According to the report, DOMI requires Spin to pay a fee for each violation they accrue related to “failures to meet distribution requirements and other policies.” Those fines are then set aside to install infrastructure, like scooter corrals and bike racks.
When asked, city officials said DOMI continually works with Spin to update policies and enforcement mechanisms for improper riding and parking of scooters. They added that any improper riding or parking complaints can be directed to Spin or through 311 along with the scooter ID so the company can expedite locating the vehicle and identifying the rider at the time of the violation.

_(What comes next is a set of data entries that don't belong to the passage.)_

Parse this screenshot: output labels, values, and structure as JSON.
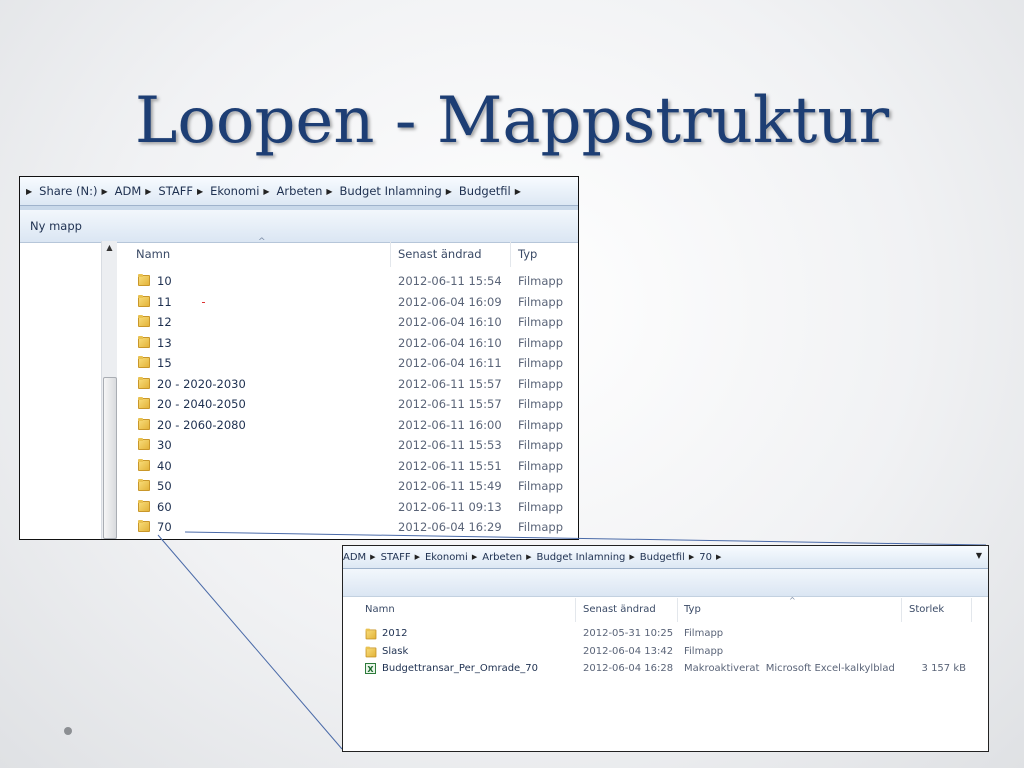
{
  "slide": {
    "title": "Loopen - Mappstruktur"
  },
  "window1": {
    "breadcrumb": [
      "Share (N:)",
      "ADM",
      "STAFF",
      "Ekonomi",
      "Arbeten",
      "Budget Inlamning",
      "Budgetfil"
    ],
    "toolbar_button": "Ny mapp",
    "columns": {
      "name": "Namn",
      "modified": "Senast ändrad",
      "type": "Typ"
    },
    "rows": [
      {
        "name": "10",
        "modified": "2012-06-11 15:54",
        "type": "Filmapp"
      },
      {
        "name": "11",
        "modified": "2012-06-04 16:09",
        "type": "Filmapp"
      },
      {
        "name": "12",
        "modified": "2012-06-04 16:10",
        "type": "Filmapp"
      },
      {
        "name": "13",
        "modified": "2012-06-04 16:10",
        "type": "Filmapp"
      },
      {
        "name": "15",
        "modified": "2012-06-04 16:11",
        "type": "Filmapp"
      },
      {
        "name": "20 - 2020-2030",
        "modified": "2012-06-11 15:57",
        "type": "Filmapp"
      },
      {
        "name": "20 - 2040-2050",
        "modified": "2012-06-11 15:57",
        "type": "Filmapp"
      },
      {
        "name": "20 - 2060-2080",
        "modified": "2012-06-11 16:00",
        "type": "Filmapp"
      },
      {
        "name": "30",
        "modified": "2012-06-11 15:53",
        "type": "Filmapp"
      },
      {
        "name": "40",
        "modified": "2012-06-11 15:51",
        "type": "Filmapp"
      },
      {
        "name": "50",
        "modified": "2012-06-11 15:49",
        "type": "Filmapp"
      },
      {
        "name": "60",
        "modified": "2012-06-11 09:13",
        "type": "Filmapp"
      },
      {
        "name": "70",
        "modified": "2012-06-04 16:29",
        "type": "Filmapp"
      }
    ]
  },
  "window2": {
    "breadcrumb": [
      "ADM",
      "STAFF",
      "Ekonomi",
      "Arbeten",
      "Budget Inlamning",
      "Budgetfil",
      "70"
    ],
    "columns": {
      "name": "Namn",
      "modified": "Senast ändrad",
      "type": "Typ",
      "size": "Storlek"
    },
    "rows": [
      {
        "icon": "folder-icon",
        "name": "2012",
        "modified": "2012-05-31 10:25",
        "type": "Filmapp",
        "size": ""
      },
      {
        "icon": "folder-icon",
        "name": "Slask",
        "modified": "2012-06-04 13:42",
        "type": "Filmapp",
        "size": ""
      },
      {
        "icon": "excel-file-icon",
        "name": "Budgettransar_Per_Omrade_70",
        "modified": "2012-06-04 16:28",
        "type": "Makroaktiverat  Microsoft Excel-kalkylblad",
        "size": "3 157 kB"
      }
    ]
  }
}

DOMI conducts routine audits of Spin to assess their legal compliance but relies on residents to report violations, and Spin to warn, fine or suspend users.
To O’Hanlon, that shifts an additional burden to people with disabilities and others who are harmed by the presence of e-scooters.
“Once again, we are asked to accept a system designed to be inaccessible, and then, as usually happens, have the burden shift to us to find ways to retrofit or modify that system,” O’Hanlon said.
The Mayor's office will hold a previously-planned town hall meeting, in partnership with the city-county task force on disabilities and Oakland for All, on this and a number of other disability issues on Tuesday, Oct. 25.
City officials told WESA they look forward to an “engaging conversation with them about mobility - and building a stronger partnership with the administration.”